Lekker chillen op mijn billen.
Vrijdagmiddag, de trein van vijf uur. De hele trein op Amsterdam Centraal volgepropt met toeristen.
‘Are you going to qhoqrjioqjerioejr?’ vraagt er eentje.
‘I’m sorry?’
‘Sheep, sheep.’
‘I don’t understand.’
‘Sheep Airport.’
Zeg dat dan.
Ik wil zeggen: ‘Het gaat je geen ene drol aan waar ik naar toe ga.’, maar ik geef gewoon antwoord en leg uit dat Schiphol over twee haltes is. Bij station Lelylaan kijkt ze me aan.
‘No,’ zegt ze.
‘No,’ zeg ik. ‘Next stop.’
Bij Sheep Airport stroomt de trein nagenoeg leeg, maar ik heb een koffer bij me en blijf staan bij de deuren. Oké goed, ik zit tegen de deuren aan. Oké goed, ik zit op de stang van de deur. Oké goed, ik zit op de stang van de deur en met mijn benen op mijn koffer. Net een bed. Het is heerlijk. Mensen kijken me raar aan, maar zie je me boeien?

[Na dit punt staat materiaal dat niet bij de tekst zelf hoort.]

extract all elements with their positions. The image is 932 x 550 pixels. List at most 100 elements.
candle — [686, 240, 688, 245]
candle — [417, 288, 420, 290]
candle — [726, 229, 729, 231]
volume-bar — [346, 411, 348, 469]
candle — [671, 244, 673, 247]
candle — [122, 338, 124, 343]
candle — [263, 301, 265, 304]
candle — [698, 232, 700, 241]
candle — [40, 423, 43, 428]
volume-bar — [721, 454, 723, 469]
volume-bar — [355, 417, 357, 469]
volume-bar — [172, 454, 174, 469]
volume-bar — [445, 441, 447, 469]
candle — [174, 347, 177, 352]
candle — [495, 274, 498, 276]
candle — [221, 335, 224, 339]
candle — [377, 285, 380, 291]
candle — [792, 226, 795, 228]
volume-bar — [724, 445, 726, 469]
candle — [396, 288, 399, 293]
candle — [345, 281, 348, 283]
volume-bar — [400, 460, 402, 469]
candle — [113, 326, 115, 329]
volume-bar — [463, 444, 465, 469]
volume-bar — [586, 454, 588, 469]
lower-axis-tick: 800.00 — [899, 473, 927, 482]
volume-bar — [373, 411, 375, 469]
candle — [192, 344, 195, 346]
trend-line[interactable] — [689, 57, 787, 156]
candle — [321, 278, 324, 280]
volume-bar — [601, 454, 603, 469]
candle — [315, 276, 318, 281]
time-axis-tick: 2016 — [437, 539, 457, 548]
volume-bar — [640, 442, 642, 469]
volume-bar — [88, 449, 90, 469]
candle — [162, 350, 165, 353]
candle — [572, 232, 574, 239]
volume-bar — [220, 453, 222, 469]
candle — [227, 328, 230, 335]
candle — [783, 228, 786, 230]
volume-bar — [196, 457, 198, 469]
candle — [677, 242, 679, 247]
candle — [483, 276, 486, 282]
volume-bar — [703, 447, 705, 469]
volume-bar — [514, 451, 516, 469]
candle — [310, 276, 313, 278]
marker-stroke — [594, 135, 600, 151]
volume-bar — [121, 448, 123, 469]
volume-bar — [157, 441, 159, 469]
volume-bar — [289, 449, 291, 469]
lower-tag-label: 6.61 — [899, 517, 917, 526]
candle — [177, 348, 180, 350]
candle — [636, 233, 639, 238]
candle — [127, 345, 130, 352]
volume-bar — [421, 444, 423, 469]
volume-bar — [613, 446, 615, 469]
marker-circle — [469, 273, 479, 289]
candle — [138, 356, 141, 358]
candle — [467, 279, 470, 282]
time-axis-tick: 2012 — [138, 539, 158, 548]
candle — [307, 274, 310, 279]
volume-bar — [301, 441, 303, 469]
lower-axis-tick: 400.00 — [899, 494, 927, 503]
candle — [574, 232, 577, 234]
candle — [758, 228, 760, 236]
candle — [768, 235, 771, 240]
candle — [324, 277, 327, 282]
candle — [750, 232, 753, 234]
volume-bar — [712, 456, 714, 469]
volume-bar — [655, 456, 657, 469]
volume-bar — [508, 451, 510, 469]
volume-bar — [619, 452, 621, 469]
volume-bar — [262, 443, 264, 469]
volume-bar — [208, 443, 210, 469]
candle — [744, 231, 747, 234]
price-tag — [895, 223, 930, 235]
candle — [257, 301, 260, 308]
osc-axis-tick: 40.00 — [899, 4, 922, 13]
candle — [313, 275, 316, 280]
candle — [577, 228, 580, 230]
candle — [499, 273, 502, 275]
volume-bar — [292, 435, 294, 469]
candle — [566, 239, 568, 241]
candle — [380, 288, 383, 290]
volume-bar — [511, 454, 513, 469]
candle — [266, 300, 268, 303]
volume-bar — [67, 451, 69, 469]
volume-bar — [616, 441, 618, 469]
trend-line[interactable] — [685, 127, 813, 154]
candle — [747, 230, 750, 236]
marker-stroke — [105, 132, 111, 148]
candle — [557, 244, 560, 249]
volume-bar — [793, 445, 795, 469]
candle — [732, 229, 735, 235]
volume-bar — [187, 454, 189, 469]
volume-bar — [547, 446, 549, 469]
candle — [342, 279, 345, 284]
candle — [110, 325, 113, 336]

Tegenover me op de stangen zitten een jongen en meisje. Een stel? Broer en zus? Nee, geen familie. Hij probeert het gesprek steeds te beginnen (‘Ik houd niet van Den Haag.’), maar zij kapt het steeds af, met een nijdige blik ter afsluiting (‘Ik ben daar opgegroeid hoor.’). Hij werpt af en toe een verlangende blik op haar, maar die wordt niet beantwoord. Haar telefoon is interessanter.
Ik ben opgelucht als ik op Rotterdam Centraal aankom. Geen stang meer (hij zit toch niet zo lekker na een reis van een uur en tachtigduizend minuten), bijna thuis en het beste nog: weg van de spanning tussen de Hagenese en de Den Haag-hater. Weer een treinreis overleefd.